St. John the Baptist is very harsh in his remarks to these leaders.

He calls them a ‘brood of vipers’ and goes on further to criticize those who claim their salvation is based simply on being a descendent of Abraham or of the Patriarchs.

It’s not sufficient for someone to say, well, I belong to this group or that group, and based simply on that membership, I’m good; salvation is assured to me – I’m in right relationship because of the people who have gone before me.

This promotes complacency and glorifies mediocrity; God loves us wholeheartedly, and asks that we return that love in kind, not in some mediocre way.

The stories that are handed down to us and the work of scholars seems to indicate that some groups of Pharisees and Sadducees were not really concerned with social justice for the poor and marginalized.  They were only concerned with social justice as it applied to them.  John wasn’t criticizing them for coming for baptism – he was apparently criticizing their lack of concern with justice for all people;  in essence, he was telling them if you want to come forward, come – but give some evidence by your works that you mean to reform your ways.
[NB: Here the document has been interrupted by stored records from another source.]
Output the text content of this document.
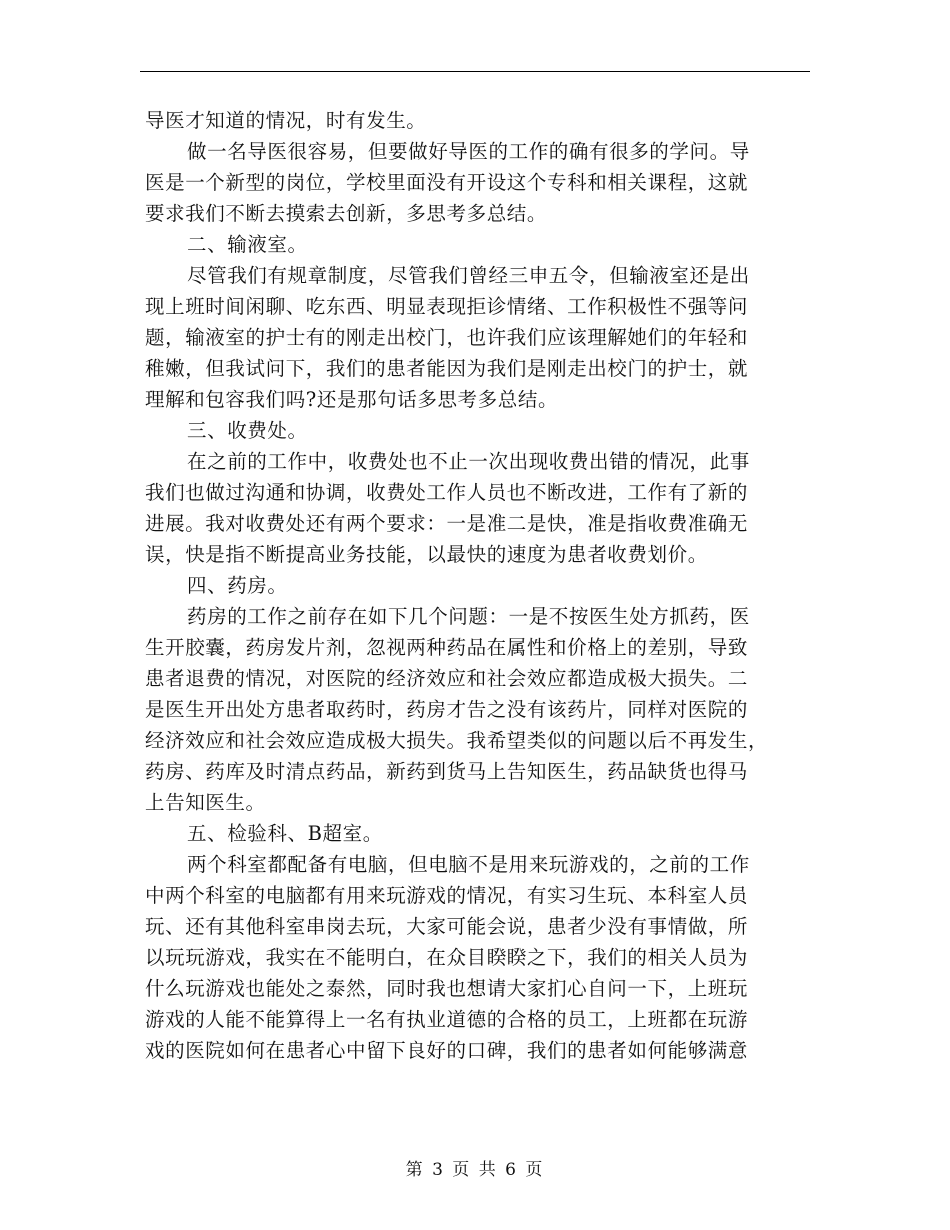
导医才知道的情况，时有发生。
做一名导医很容易，但要做好导医的工作的确有很多的学问。导
医是一个新型的岗位，学校里面没有开设这个专科和相关课程，这就
要求我们不断去摸索去创新，多思考多总结。
二、输液室。
尽管我们有规章制度，尽管我们曾经三申五令，但输液室还是出
现上班时间闲聊、吃东西、明显表现拒诊情绪、工作积极性不强等问
题，输液室的护士有的刚走出校门，也许我们应该理解她们的年轻和
稚嫩，但我试问下，我们的患者能因为我们是刚走出校门的护士，就
理解和包容我们吗?还是那句话多思考多总结。
三、收费处。
在之前的工作中，收费处也不止一次出现收费出错的情况，此事
我们也做过沟通和协调，收费处工作人员也不断改进，工作有了新的
进展。我对收费处还有两个要求：一是准二是快，准是指收费准确无
误，快是指不断提高业务技能，以最快的速度为患者收费划价。
四、药房。
药房的工作之前存在如下几个问题：一是不按医生处方抓药，医
生开胶囊，药房发片剂，忽视两种药品在属性和价格上的差别，导致
患者退费的情况，对医院的经济效应和社会效应都造成极大损失。二
是医生开出处方患者取药时，药房才告之没有该药片，同样对医院的
经济效应和社会效应造成极大损失。我希望类似的问题以后不再发生，
药房、药库及时清点药品，新药到货马上告知医生，药品缺货也得马
上告知医生。
五、检验科、B超室。
两个科室都配备有电脑，但电脑不是用来玩游戏的，之前的工作
中两个科室的电脑都有用来玩游戏的情况，有实习生玩、本科室人员
玩、还有其他科室串岗去玩，大家可能会说，患者少没有事情做，所
以玩玩游戏，我实在不能明白，在众目睽睽之下，我们的相关人员为
什么玩游戏也能处之泰然，同时我也想请大家扪心自问一下，上班玩
游戏的人能不能算得上一名有执业道德的合格的员工，上班都在玩游
戏的医院如何在患者心中留下良好的口碑，我们的患者如何能够满意
第 3 页 共 6 页
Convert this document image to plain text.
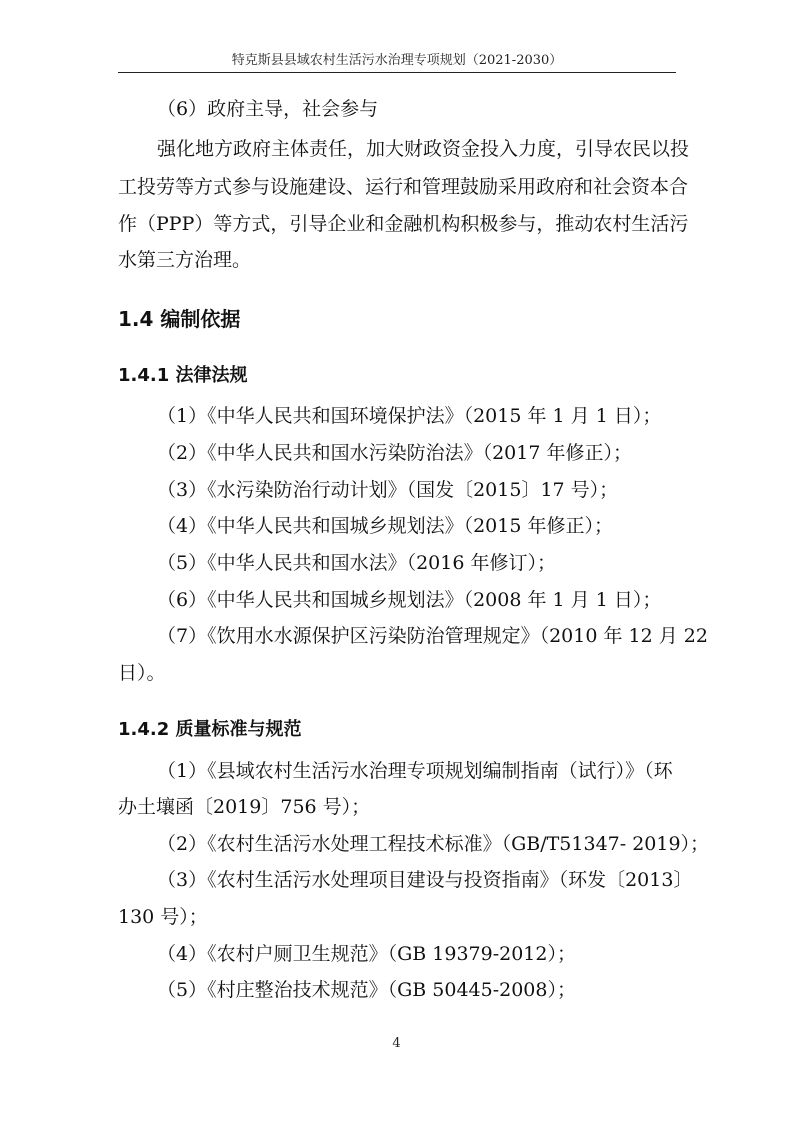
特克斯县县域农村生活污水治理专项规划（2021-2030）
（6）政府主导，社会参与
强化地方政府主体责任，加大财政资金投入力度，引导农民以投
工投劳等方式参与设施建设、运行和管理鼓励采用政府和社会资本合
作（PPP）等方式，引导企业和金融机构积极参与，推动农村生活污
水第三方治理。
1.4 编制依据
1.4.1 法律法规
（1）《中华人民共和国环境保护法》（2015 年 1 月 1 日）；
（2）《中华人民共和国水污染防治法》（2017 年修正）；
（3）《水污染防治行动计划》（国发〔2015〕17 号）；
（4）《中华人民共和国城乡规划法》（2015 年修正）；
（5）《中华人民共和国水法》（2016 年修订）；
（6）《中华人民共和国城乡规划法》（2008 年 1 月 1 日）；
（7）《饮用水水源保护区污染防治管理规定》（2010 年 12 月 22
日）。
1.4.2 质量标准与规范
（1）《县域农村生活污水治理专项规划编制指南（试行）》（环
办土壤函〔2019〕756 号）；
（2）《农村生活污水处理工程技术标准》（GB/T51347- 2019）；
（3）《农村生活污水处理项目建设与投资指南》（环发〔2013〕
130 号）；
（4）《农村户厕卫生规范》（GB 19379-2012）；
（5）《村庄整治技术规范》（GB 50445-2008）；
4
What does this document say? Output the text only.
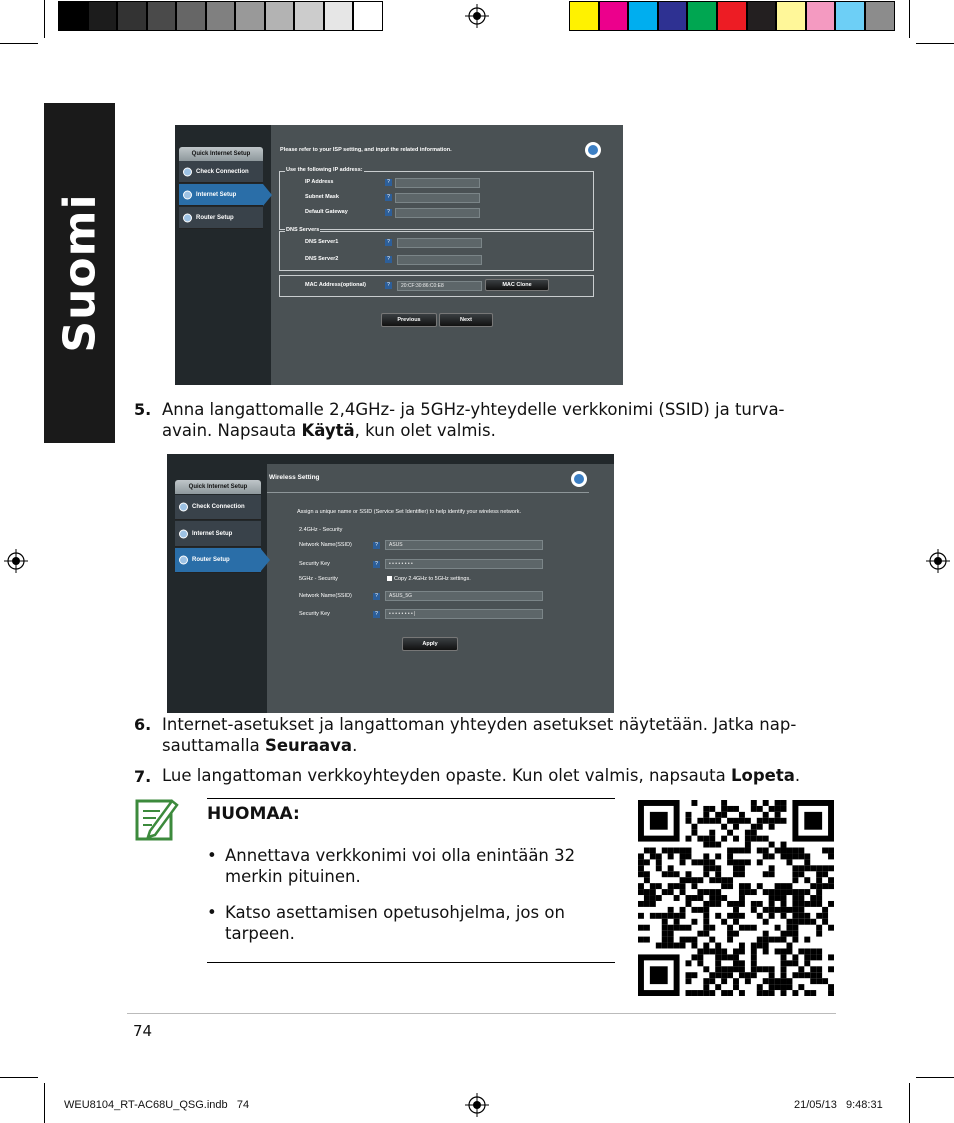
Suomi
Quick Internet Setup
Check Connection
Internet Setup
Router Setup
Please refer to your ISP setting, and input the related information.
Use the following IP address:
IP Address	?
Subnet Mask	?
Default Gateway	?
DNS Servers
DNS Server1	?
DNS Server2	?
MAC Address(optional)	?	20:CF:30:86:C0:E8	MAC Clone
Previous	Next
5. Anna langattomalle 2,4GHz- ja 5GHz-yhteydelle verkkonimi (SSID) ja turva-
avain. Napsauta Käytä, kun olet valmis.
Quick Internet Setup
Check Connection
Internet Setup
Router Setup
Wireless Setting
Assign a unique name or SSID (Service Set Identifier) to help identify your wireless network.
2.4GHz - Security
Network Name(SSID)	?	ASUS
Security Key	?	• • • • • • • •
5GHz - Security	Copy 2.4GHz to 5GHz settings.
Network Name(SSID)	?	ASUS_5G
Security Key	?	• • • • • • • • |
Apply
6. Internet-asetukset ja langattoman yhteyden asetukset näytetään. Jatka nap-
sauttamalla Seuraava.
7. Lue langattoman verkkoyhteyden opaste. Kun olet valmis, napsauta Lopeta.
HUOMAA:
• Annettava verkkonimi voi olla enintään 32
merkin pituinen.
• Katso asettamisen opetusohjelma, jos on
tarpeen.
74
WEU8104_RT-AC68U_QSG.indb   74	21/05/13   9:48:31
John takes particular aim at this attitude ‘we have Abraham for our father’.  He tells the all of those listening,” do not presume to say and believe that is enough.”  Feed the hungry, care for the poor and the weak, house the homeless, clothe the naked, uphold the suffering and oppressed; don’t simply come to participate in a ritual for outward appearances and go back to your old ways.
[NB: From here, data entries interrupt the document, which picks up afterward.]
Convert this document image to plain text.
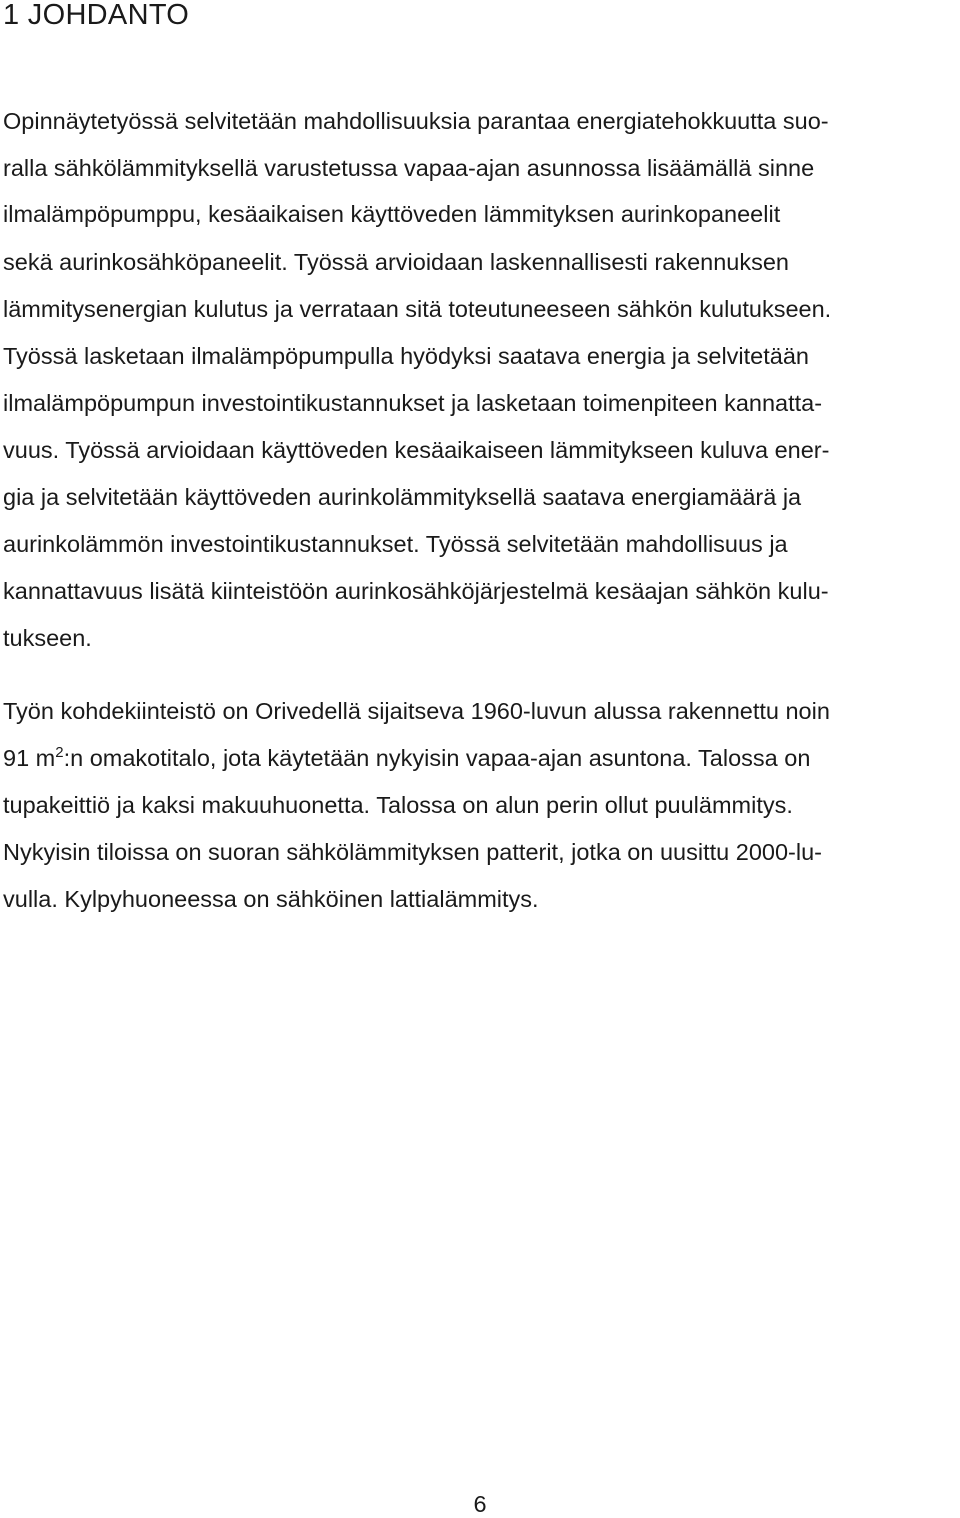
1 JOHDANTO

Opinnäytetyössä selvitetään mahdollisuuksia parantaa energiatehokkuutta suo-

ralla sähkölämmityksellä varustetussa vapaa-ajan asunnossa lisäämällä sinne

ilmalämpöpumppu, kesäaikaisen käyttöveden lämmityksen aurinkopaneelit

sekä aurinkosähköpaneelit. Työssä arvioidaan laskennallisesti rakennuksen

lämmitysenergian kulutus ja verrataan sitä toteutuneeseen sähkön kulutukseen.

Työssä lasketaan ilmalämpöpumpulla hyödyksi saatava energia ja selvitetään

ilmalämpöpumpun investointikustannukset ja lasketaan toimenpiteen kannatta-

vuus. Työssä arvioidaan käyttöveden kesäaikaiseen lämmitykseen kuluva ener-

gia ja selvitetään käyttöveden aurinkolämmityksellä saatava energiamäärä ja

aurinkolämmön investointikustannukset. Työssä selvitetään mahdollisuus ja

kannattavuus lisätä kiinteistöön aurinkosähköjärjestelmä kesäajan sähkön kulu-

tukseen.

Työn kohdekiinteistö on Orivedellä sijaitseva 1960-luvun alussa rakennettu noin

91 $m^2:n$ omakotitalo, jota käytetään nykyisin vapaa-ajan asuntona. Talossa on

tupakeittiö ja kaksi makuuhuonetta. Talossa on alun perin ollut puulämmitys.

Nykyisin tiloissa on suoran sähkölämmityksen patterit, jotka on uusittu 2000-lu-

vulla. Kylpyhuoneessa on sähköinen lattialämmitys.

6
The Messiah is coming.  He will know His own.  And He will know them by their hearts and their actions.  And John speaks these words with a sense of urgency, with passion.

If we mean to enter into true conversion, true repentance, St. John says, then come to the waters.  But don’t do this for show, or to pretend to be righteous; change your life; change your attitude; these words from the Gospel are urgent words, and we should all hear them and read them and share them with great passion.
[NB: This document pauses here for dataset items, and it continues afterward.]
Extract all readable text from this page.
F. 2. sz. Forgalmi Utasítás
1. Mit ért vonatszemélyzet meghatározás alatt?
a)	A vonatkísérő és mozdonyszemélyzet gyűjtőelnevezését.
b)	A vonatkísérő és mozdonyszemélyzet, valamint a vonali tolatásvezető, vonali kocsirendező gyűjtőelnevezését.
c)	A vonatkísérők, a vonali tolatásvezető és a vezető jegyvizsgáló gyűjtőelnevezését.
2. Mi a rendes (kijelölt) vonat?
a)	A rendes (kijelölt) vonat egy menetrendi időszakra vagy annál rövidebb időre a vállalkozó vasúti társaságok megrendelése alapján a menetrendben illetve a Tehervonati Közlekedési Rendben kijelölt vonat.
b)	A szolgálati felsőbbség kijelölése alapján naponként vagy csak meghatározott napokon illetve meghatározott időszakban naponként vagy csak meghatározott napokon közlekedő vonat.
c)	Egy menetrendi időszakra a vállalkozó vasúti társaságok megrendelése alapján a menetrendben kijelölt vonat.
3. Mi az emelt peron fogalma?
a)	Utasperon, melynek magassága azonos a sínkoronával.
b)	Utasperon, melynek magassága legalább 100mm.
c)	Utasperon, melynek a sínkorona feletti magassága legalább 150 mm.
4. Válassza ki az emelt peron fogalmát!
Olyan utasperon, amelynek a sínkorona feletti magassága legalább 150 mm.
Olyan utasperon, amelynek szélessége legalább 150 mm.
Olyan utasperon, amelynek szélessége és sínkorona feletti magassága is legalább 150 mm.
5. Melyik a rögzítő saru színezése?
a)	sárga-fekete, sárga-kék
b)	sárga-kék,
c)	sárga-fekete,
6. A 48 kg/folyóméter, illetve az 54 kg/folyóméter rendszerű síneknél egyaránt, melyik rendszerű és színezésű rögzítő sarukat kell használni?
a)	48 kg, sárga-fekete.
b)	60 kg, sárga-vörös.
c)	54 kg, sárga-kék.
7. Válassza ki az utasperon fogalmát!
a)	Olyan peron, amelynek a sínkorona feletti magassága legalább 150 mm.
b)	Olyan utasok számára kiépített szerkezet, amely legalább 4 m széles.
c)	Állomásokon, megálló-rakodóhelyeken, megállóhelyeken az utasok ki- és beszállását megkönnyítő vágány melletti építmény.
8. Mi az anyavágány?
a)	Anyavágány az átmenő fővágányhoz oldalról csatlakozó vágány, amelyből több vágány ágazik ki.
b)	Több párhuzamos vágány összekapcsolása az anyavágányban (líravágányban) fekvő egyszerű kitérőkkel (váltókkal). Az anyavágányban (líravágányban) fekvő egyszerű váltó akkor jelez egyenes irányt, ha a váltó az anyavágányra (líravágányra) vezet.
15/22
We all need to look at ourselves to see if we are bearing good fruit.  We cannot be complacent. We cannot be satisfied with the status quo; we need to be continually examining our own lives and relationship with God to see if we are bearing good fruit, and if not, then we need to ask ourselves what it is that preventing us from bearing good fruit.

But we need to be very honest with ourselves – sometimes even as harsh as the Baptist was when we examine our own conscience.   Sometimes we need to identify our own ‘brood of vipers’ within.

The Palestine Viper is a particular snake in the Golan Heights region of Palestine.  It is the most dangerous snake in the Middle East, highly venomous; but it is not that common.  However, this particular viper is often confused with other snakes which are quite harmless, non-poisonous, and only eat insects or rodents.

The secret here is in knowing that in the middle of all of these harmless, even helpful creatures, there is something quite deadly.

There is nothing more dangerous than something very harmful blending in with the harmless, so that its presence is unknown until it is too late.

An attitude of complacency toward God or even rationalizing that just because we call ourselves Christians means we are ‘good to go’ with God can be very harmful; without deeply examining ourselves and our attitudes, to see how close we are , or how distant we are from that right relationship with God.

We need to have a sense of urgency, in that desire to grow closer to God, especially during this Advent season; we need to honestly reflect on our relationship with God, as individuals and as a people.  We need to take time to consider what attitudes we might need to remove, or introduce into our hearts to prepare that place for the coming Messiah.

We can’t skip over this preparation; we need to be ready to meet Christ whenever and wherever He comes to us.

Praised be Jesus Christ, now and forever!